CSEA President Mary E. Sullivan recently wrote an op-ed stressing that politicians need to leave our pensions alone and to not use them to advance their political agendas. It is our money that we earned over years of service. Comptroller DiNapoli has done an great job over the years protecting our pension fund by making sound fiduciary decisions, not political ones. This is why we have endorsed DiNapoli for his re-election.
The text of the op-ed is below and was published on Syracuse.com. Click here to read and share the op-ed.
To the Editor:
Public workers’ pensions are not a political piggy bank. The money belongs to the workers and retirees who contributed to it and earned it over decades of service, setting it aside for a secure retirement.
That’s why the New York state comptroller’s role as sole trustee of the Common Retirement Fund matters so deeply to CSEA members. Under Comptroller Tom DiNapoli, the pension fund has been managed with a clear understanding of what it is and who it belongs to. It is a pension workers have earned and paid into, with the promise that those dollars would be there when they retire.
The Comptroller has a clear fiduciary duty to protect that money and act solely in the best interests of the members and retirees who depend on it. Tom DiNapoli has consistently respected that obligation. That duty exists to protect real people, including sanitation workers, emergency dispatchers, direct care workers, highway workers and office workers, from political pressure and short-term thinking that could put their retirement at risk.
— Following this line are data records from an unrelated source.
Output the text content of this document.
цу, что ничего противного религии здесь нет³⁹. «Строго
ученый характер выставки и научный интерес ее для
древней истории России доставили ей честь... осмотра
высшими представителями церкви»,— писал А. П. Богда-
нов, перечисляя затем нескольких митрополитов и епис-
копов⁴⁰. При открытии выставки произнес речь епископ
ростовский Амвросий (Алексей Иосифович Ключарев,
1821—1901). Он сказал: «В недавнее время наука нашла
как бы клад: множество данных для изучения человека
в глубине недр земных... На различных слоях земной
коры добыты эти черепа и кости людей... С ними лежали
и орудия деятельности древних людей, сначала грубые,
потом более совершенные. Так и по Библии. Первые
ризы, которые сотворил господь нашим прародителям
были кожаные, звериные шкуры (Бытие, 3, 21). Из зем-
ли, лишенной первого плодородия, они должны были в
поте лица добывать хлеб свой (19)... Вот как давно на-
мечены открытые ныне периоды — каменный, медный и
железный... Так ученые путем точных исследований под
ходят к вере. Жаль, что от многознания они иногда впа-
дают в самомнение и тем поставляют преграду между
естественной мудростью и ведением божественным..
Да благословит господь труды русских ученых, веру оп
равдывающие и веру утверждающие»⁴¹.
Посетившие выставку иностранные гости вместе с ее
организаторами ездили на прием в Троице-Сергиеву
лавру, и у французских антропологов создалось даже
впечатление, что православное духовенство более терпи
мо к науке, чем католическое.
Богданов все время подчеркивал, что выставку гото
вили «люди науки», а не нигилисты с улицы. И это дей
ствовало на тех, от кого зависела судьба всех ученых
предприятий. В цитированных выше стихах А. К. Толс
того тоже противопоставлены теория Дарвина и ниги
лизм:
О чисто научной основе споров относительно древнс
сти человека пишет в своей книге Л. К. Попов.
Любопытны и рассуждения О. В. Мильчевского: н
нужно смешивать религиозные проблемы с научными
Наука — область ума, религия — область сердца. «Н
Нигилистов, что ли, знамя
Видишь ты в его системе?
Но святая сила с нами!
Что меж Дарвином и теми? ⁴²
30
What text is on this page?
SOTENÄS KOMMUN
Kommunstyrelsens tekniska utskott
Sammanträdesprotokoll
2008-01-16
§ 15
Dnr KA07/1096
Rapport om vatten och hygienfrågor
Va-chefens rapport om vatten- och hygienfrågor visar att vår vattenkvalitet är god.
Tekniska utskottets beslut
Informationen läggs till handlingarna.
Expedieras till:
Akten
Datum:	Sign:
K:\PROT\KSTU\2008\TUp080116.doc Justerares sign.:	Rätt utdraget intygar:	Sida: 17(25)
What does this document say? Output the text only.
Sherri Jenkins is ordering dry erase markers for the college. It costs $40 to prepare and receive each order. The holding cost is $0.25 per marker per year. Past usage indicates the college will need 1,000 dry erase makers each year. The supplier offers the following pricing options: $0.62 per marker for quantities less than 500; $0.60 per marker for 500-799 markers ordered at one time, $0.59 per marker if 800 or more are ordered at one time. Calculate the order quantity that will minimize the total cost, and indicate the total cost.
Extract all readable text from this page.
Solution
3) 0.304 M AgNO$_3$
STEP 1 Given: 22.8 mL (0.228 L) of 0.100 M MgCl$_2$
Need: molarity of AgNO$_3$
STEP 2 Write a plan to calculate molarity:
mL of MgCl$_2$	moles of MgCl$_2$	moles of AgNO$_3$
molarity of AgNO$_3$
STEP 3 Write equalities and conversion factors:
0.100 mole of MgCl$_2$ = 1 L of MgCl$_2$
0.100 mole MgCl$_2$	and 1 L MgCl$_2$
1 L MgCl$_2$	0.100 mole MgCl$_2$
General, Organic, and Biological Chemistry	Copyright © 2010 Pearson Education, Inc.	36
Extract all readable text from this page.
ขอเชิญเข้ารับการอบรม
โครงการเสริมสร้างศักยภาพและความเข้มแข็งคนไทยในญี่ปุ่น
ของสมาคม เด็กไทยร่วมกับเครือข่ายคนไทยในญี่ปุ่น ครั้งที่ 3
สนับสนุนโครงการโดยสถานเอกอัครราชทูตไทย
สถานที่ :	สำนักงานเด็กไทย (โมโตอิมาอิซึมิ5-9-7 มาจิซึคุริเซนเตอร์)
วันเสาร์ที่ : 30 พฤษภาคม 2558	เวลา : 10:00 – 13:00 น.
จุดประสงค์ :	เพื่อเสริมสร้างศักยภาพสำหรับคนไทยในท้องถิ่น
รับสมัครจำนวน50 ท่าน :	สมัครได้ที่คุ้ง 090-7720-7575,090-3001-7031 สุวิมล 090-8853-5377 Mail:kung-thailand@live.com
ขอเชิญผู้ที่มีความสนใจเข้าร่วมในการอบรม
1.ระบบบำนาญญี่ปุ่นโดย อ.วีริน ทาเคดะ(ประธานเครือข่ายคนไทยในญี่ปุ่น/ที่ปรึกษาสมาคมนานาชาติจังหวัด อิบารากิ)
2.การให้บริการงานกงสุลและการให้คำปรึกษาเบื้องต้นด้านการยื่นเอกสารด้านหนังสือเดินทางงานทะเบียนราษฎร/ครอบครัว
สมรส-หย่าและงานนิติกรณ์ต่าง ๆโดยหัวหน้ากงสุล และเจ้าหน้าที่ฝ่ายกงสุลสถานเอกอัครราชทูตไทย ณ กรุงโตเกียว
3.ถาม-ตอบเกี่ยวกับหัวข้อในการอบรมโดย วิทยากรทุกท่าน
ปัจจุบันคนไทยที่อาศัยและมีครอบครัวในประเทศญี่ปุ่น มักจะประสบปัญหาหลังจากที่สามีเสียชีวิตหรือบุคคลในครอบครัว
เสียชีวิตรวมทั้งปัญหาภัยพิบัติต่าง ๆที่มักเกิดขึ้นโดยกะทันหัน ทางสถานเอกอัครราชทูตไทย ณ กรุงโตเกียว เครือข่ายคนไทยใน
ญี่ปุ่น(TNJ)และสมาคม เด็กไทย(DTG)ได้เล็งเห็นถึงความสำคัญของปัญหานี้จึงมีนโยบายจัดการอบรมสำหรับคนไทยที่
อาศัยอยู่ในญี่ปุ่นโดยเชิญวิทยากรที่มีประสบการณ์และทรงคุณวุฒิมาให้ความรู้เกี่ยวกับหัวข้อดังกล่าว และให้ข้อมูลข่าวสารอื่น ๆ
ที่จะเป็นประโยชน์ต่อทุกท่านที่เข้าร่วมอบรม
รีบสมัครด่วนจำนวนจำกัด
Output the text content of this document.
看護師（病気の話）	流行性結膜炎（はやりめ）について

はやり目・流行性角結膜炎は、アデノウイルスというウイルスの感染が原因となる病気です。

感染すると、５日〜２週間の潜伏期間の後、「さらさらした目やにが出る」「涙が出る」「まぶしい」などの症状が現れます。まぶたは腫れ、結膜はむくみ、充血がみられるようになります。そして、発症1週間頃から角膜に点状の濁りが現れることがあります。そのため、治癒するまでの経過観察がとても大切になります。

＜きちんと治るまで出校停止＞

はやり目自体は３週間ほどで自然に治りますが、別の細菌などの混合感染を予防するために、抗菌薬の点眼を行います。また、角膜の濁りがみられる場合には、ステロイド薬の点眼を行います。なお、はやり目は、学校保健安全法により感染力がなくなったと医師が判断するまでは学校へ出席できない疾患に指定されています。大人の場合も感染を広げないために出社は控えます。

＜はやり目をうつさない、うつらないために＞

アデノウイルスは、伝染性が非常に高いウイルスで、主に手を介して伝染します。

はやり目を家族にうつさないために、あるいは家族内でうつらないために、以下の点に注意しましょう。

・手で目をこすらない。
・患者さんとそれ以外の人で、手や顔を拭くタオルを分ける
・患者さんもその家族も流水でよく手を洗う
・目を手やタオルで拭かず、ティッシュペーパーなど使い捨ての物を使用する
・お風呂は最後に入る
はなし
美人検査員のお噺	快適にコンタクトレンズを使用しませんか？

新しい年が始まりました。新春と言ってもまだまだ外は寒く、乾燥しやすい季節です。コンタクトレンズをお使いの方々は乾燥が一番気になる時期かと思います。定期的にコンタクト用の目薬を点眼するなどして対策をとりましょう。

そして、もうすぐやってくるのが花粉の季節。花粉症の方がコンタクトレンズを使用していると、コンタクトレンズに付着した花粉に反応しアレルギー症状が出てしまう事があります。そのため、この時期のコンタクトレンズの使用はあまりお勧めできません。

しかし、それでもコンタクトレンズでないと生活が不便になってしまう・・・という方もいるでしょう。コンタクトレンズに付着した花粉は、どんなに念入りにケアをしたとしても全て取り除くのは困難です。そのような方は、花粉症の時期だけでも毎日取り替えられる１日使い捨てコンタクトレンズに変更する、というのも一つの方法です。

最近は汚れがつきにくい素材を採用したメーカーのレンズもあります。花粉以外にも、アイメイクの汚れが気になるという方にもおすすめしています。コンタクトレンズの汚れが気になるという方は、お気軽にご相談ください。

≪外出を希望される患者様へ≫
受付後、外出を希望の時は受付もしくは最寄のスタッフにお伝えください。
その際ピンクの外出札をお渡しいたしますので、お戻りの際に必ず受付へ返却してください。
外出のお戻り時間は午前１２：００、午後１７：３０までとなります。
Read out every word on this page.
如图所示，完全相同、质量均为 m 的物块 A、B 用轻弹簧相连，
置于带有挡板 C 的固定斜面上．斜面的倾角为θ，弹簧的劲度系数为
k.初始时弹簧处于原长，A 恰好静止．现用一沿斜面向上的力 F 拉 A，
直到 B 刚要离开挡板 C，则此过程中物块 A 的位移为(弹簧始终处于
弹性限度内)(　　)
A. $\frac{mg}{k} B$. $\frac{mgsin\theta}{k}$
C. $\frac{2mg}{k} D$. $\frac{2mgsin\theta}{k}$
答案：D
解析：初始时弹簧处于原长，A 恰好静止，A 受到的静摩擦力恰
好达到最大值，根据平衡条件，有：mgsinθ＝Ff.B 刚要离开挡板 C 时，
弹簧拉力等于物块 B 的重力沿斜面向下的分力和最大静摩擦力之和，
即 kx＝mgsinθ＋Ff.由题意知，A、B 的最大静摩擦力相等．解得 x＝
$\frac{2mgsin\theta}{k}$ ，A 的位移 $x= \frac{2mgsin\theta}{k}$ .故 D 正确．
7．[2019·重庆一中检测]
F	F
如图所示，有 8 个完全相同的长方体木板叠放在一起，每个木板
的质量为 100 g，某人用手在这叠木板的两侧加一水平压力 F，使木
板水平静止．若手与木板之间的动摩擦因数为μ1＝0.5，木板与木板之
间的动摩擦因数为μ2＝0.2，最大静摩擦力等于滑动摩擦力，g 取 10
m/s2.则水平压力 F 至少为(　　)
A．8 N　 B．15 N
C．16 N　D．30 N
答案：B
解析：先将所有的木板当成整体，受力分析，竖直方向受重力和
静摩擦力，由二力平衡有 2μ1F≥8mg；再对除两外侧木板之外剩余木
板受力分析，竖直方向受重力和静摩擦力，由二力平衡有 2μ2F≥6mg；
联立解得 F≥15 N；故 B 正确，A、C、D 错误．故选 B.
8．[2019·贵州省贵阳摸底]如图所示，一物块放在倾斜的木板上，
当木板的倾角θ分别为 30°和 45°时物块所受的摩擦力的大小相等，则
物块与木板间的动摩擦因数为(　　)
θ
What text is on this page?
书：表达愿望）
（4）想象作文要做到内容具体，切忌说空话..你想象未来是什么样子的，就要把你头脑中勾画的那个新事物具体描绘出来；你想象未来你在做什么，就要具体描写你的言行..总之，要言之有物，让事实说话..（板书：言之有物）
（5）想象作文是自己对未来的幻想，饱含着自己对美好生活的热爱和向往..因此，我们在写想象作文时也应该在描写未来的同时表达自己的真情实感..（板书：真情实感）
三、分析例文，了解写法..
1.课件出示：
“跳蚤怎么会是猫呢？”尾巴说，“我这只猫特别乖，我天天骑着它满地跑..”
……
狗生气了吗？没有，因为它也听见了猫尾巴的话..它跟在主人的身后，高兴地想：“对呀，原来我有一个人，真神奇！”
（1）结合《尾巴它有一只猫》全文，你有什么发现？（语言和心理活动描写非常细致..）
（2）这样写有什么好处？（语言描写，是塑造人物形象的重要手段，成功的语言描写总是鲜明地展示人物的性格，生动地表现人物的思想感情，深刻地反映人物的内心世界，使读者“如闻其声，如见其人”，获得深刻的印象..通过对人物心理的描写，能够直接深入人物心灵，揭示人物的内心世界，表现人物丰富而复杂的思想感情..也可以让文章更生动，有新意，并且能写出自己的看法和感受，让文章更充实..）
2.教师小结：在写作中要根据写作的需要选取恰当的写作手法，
Yet it seems each election cycle, some political candidates have talked about the pension fund as if it were a public bank account to use to advance their agendas. Let’s be clear: this is not their money. It belongs to the workers who earned it. Politicians who treat pension funds like a political tool are playing games with people’s lives.
At a time when affordability and inflation are already concerns, especially for retirees, that kind of recklessness is unacceptable. Housing costs, utilities, food and health care are not getting cheaper. For many retirees, their pension is what allows them to stay in their homes, pay their bills and maintain financial stability. That’s why keeping the pension fund focused on strong, stable returns matters so much.
The comptroller’s independence and fiduciary discipline are critical safeguards. New Yorkers deserve a comptroller who understands that responsibility and honors it. Tom DiNapoli has done exactly that by managing the Common Retirement Fund professionally, transparently and with a singular focus on protecting public workers and retirees.